Giorgio Roselli

Personal information
- Date of birth: 1 October 1957 (age 67)
- Place of birth: Montone, Italy
- Height: 1.70 m (5 ft 7 in)
- Position(s): Midfielder

Senior career*
- Years: Team / Apps / (Gls)
- 1973–1975: Spoleto / 34 / (3)
- 1975–1978: Inter / 25 / (0)
- 1978: L.R. Vicenza / 3 / (0)
- 1978–1982: Sampdoria / 124 / (18)
- 1982–1983: Bologna / 34 / (2)
- 1983–1986: Pescara / 98 / (14)
- 1986–1987: Bari / 24 / (3)
- 1987–1990: Taranto / 91 / (19)
- 1990–1992: Alessandria / 34 / (2)
- 1992–1993: Pro Vercelli / 33 / (0)

Managerial career
- 1993–1995: Alessandria
- 1995–1997: Triestina
- 1997–1999: Varese
- 2000–2002: Mantova
- 2002–2003: Varese
- 2003–2007: Cremonese
- 2007: Grosseto
- 2009: Bassano Virtus
- 2010–2011: Lecco
- 2012–2013: Pavia
- 2014: Gubbio
- 2014–2016: Cosenza
- 2018–2019: Sambenedettese
- 2019: Monopoli
- 2019–2020: Senglea Athletic
- 2021: Vibonese
- 2023–2024: Brindisi

= Giorgio Roselli =

Italian footballer (born 1957)

Giorgio Roselli (born 1 October 1957) is an Italian professional football coach and a former player who played as a midfielder.

==Career==
Born in Montone, Roselli began playing football with local side Spoleto. In 1975, he signed with Internazionale, where he would make his Serie A debut against Roma on 25 January 1976.

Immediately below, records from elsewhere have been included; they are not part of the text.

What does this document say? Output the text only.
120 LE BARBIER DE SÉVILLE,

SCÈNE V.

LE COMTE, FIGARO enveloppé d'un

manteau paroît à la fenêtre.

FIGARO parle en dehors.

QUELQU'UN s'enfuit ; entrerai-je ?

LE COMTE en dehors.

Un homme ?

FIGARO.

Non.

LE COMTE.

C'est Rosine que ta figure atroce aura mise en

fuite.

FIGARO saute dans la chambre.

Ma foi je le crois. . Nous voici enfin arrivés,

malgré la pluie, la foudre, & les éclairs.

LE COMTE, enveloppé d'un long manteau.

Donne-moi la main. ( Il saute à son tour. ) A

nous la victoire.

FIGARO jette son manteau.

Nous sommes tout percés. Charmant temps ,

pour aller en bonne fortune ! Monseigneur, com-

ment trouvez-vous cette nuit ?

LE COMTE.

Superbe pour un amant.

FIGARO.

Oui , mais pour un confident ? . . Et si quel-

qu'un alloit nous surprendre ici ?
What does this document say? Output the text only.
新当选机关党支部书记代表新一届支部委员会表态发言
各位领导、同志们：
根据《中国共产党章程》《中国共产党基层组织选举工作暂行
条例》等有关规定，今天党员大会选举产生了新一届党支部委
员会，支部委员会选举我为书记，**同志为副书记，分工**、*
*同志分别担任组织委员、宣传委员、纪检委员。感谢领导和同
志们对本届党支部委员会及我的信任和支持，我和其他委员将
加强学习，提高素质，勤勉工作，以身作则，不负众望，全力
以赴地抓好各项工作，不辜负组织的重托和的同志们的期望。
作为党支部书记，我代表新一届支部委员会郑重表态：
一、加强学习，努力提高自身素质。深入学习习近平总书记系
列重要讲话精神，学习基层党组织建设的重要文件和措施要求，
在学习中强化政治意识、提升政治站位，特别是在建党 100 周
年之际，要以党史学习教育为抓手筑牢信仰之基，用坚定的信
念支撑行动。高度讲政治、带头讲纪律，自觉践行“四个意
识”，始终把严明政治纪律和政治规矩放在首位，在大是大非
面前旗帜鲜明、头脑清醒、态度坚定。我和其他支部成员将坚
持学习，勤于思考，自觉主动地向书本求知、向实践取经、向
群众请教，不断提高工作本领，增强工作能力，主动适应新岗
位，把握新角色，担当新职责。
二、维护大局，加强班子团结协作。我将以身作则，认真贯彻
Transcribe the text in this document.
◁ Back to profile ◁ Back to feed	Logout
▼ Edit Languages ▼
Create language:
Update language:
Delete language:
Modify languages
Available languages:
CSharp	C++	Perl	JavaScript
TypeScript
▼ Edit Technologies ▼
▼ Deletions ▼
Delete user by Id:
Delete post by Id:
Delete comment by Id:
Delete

On 1 October 2018, he was hired by Sambenedettese.

On 24 June 2019, he signed with Serie C club Monopoli. After two league games, one win and one loss, he was fired on 2 September 2019.

On 10 January 2020, he was appointed as head coach of the Maltese Premier League team Senglea Athletic. His experience leading the Cottonera side only lasted until the end of February, when he was relieved of his duties by the club.

On 17 February 2021, he was named new head coach of Serie C club Vibonese until the end of the season.

On 1 December 2023, Roselli returned to management as the new head coach of relegation-struggling Serie C club Brindisi. He was dismissed on 20 February 2024, leaving Brindisi in last place in the league.